Employee benefit offerings come in all shapes and sizes. At one end of the spectrum, there are the traditional employee benefits such as contributions to an employee’s pension scheme, childcare vouchers, and subsidised gym membership, and at the other end there are wine clubs, unlimited holiday allowances, and free-bacon Thursdays.
With changes looming on the horizon, such as Brexit, new data protection legislation, and the increase in automatic-enrolment pension contributions, now is a good time for employers to take stock of their benefits strategies and consider what impact, if any, these changes will have on the benefits they offer to their staff.
The government triggered the formal Brexit negotiation process by providing the European Union (EU) with the required notification under Article 50 of the EU Treaty on 29 March this year.
It is still unclear whether new immigration rules will apply but employers with businesses that are heavily dependent on migrant workers should start preparing for the possibility that restrictions might be imposed on economic migration. For affected employers, now is the time to consider whether their benefits offerings need to be reviewed and possibly enhanced in order to attract a more diverse workforce.
The new General Data Protection Regulation (GDPR)
The GDPR will apply from 25 May 2018 in all member states of the EU, including the UK, without any need for domestic implementing legislation. GDPR introduces a much tougher regime compared with the existing data protection legislation with potential fines of up to 4% of total worldwide annual turnover for serious breaches, such as unlawful transfers of personal data outside the European Economic Area and criminal liability for individuals who process data in breach of the law.

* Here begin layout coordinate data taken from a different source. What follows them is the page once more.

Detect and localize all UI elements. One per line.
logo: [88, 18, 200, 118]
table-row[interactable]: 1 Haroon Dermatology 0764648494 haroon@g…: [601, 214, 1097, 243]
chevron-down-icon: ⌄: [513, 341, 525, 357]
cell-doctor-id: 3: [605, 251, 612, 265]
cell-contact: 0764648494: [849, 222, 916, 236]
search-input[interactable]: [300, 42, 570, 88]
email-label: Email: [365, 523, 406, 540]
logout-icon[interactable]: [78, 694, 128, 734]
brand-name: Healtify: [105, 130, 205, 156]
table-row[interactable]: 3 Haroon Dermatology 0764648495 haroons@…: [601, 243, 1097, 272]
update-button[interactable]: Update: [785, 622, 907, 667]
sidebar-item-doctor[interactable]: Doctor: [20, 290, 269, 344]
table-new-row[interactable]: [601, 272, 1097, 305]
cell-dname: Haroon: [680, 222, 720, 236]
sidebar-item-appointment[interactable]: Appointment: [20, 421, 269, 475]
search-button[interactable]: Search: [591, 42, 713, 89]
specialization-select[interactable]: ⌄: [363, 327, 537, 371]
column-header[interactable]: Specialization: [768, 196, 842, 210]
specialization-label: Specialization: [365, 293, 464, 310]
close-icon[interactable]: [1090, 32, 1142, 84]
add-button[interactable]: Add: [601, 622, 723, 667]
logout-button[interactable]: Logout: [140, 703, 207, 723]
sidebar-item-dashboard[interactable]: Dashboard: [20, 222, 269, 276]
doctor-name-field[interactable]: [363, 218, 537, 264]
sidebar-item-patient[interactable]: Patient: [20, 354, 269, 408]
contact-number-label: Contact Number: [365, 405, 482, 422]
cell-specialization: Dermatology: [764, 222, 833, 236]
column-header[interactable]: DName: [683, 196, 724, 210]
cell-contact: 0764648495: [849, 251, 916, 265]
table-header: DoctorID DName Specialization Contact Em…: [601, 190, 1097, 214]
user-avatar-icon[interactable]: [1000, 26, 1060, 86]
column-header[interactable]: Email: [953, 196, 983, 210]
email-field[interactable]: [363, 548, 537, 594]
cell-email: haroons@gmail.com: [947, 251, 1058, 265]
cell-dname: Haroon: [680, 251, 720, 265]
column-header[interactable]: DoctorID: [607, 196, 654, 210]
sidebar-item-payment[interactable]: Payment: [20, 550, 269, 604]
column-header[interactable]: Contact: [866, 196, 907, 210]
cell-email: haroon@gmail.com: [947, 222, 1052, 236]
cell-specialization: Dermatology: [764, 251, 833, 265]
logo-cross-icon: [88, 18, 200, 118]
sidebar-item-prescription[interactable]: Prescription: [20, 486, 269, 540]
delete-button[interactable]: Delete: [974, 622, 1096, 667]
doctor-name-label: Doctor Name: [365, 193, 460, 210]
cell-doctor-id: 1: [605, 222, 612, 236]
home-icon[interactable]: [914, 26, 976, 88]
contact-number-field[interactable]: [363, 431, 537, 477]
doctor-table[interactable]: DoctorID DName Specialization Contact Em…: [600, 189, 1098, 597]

Many benefits are provided by third-party providers, such as insurers, and involve employers transferring significant amounts of staff personal data outside of their businesses. With just over a year before GDPR applies in the UK, employers should be looking at where that data is going and asking themselves some questions. Are the service providers based in the EU or a ‘third country’? Are any adjustments required to the benefits provided to adapt to a changed regulatory landscape? Who within the organisation will be responsible for making those adjustments?
Salary sacrifice changes
From April 2017, the tax and national insurance advantages of salary sacrifice arrangements have been withdrawn other than for those relating to pensions (including advice), childcare, bikes-for-work schemes, and ultra-low emission cars. Arrangements in place before April 2017 will be protected until April 2018 and arrangements for cars, accommodation and school fees will be protected until April 2021.
The gradual erosion of the tax-advantageous salary sacrifice wrapper will mean that employers will face higher costs for providing the same benefit package. For employers that cannot afford this additional burden, they will need to re-think their benefit strategies and possibly limit their benefits offering to those that can be offered through salary sacrifice arrangements.
Increase in the automatic-enrolment pension contribution rates
From next April, the mandatory minimum level of employer pension contributions to automatic-enrolment pension arrangements will increase from 1% to 2% of qualifying earnings, for the tax year 2017-2018 this comprises earnings between £5,876 and £45,000, and from 6 April 2019, this will increase again to 3%. Clearly, these rises will have cost implications for many employers which may have to withdraw other benefits to meet the increasing cost of pension contributions.
With great changes ahead, employers would be well advised to look at their benefits strategies and ensure that they are fit for purpose.